Subject: Re: is __NetBSD_Version__ being misused (again) ?
To: Trevor Talbot <quension@gmail.com>
From: Robert Elz <kre@munnari.OZ.AU>
List: tech-kern
Date: 11/18/2007 18:16:39
    Date:        Sun, 18 Nov 2007 00:43:29 -0800
    From:        "Trevor Talbot" <quension@gmail.com>
    Message-ID:  <90bce5730711180043y185c6206qabc95174c1c7c43f@mail.gmail.com>

  | If you know you want to run specifically on the released version of
  | 4.0.0, why would you not use whatever value it actually has on 4.0.0,
  | regardless of what that value may be?  That's what I meant about
  | locking to a specific version.  You can't test compatibility by
  | guessing at an interface you don't have access to...

The point is that you sometimes know that function X existed, and had
3 parameters from NetBSD 2.0 until NetBSD 3.1, and you want to write
code that compiles for all of those versions (most likely including
unreleased minor versions of NetBSD 2 as the interface isn't likely
to change in that now) - but not for newer NetBSD 3's or for 4 (etc)
(and not before NetBSD 2).

And while testing for specific versions is possible, as we know what
value __NetBSD_Version__ had in each of those, if we want to do more
general tests, some macro (be it __NetBSD_Prereq_() or something else)
is better, as it allows the macro to deal with the internal structure
(such as it is) of __NetBSD_Version__ - allowing that to be altered
if necessary (as in the switch from 2.0I to 2.99.8 or whatever it was).

In any case, whatever is appropriate - changing __NetBSD_Version__ before
4.? is released, or deleting the macro, or altering its usage to include
another parameter, or altering the specification of how __NetBSD_Version__
should be used, something should be done before 4.0_RCx gets the RCx
removed from its name (at the very least to allow LKM builders, and others
to have LKM's built properly for the released version).

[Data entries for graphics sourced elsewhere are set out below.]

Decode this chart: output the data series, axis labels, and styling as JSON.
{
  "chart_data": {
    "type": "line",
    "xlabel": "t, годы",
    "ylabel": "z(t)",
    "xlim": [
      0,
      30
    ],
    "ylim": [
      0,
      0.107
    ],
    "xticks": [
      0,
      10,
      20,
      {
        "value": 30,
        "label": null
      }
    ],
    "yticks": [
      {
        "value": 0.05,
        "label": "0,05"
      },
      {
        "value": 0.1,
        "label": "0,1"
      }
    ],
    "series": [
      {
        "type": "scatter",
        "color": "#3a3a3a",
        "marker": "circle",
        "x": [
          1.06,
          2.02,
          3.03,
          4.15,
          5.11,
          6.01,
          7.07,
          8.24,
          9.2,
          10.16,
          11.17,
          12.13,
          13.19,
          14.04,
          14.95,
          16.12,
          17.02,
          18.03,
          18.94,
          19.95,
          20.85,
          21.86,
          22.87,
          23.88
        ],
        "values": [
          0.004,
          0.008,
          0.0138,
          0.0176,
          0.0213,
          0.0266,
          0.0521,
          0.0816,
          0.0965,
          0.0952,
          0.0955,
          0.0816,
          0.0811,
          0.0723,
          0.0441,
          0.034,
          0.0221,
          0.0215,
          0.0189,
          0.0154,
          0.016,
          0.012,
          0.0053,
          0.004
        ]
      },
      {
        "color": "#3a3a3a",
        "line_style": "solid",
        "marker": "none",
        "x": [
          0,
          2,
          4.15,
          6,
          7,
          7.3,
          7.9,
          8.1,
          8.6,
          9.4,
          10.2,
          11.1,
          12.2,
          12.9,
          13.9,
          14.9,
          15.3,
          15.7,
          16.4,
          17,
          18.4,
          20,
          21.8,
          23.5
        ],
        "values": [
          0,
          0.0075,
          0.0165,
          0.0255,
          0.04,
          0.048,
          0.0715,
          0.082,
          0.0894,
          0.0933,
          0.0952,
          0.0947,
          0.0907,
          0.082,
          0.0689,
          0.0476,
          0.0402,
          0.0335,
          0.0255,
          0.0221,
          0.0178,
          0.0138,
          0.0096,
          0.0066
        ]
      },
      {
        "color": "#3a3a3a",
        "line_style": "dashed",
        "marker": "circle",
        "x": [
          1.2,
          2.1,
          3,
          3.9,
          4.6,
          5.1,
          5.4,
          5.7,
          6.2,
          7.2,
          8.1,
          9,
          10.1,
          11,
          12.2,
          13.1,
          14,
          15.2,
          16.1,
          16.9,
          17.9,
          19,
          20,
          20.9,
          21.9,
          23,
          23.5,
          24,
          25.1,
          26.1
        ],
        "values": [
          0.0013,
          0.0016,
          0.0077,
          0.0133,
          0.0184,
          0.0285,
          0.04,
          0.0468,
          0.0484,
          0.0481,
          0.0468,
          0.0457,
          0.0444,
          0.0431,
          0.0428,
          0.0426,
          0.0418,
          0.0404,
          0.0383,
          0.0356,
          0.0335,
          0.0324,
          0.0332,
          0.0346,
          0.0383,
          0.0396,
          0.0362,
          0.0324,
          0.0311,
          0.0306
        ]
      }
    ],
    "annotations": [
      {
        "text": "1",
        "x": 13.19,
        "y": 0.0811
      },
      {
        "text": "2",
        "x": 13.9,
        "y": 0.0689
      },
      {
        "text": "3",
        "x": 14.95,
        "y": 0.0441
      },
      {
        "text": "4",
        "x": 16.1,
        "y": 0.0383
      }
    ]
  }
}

This coming release is the first one where __NetBSD_Version__ isn't
(currently) set according to its specification - the "(again)" in the
Subject relates to the state of it in the 2.0I versions after it was
determined that 2.1 would be what would have been 2.0.1 in the previous
naming scheme, and 3.0 would be the next major release (ie: that time it
only affected -current which is much less serious than a real release).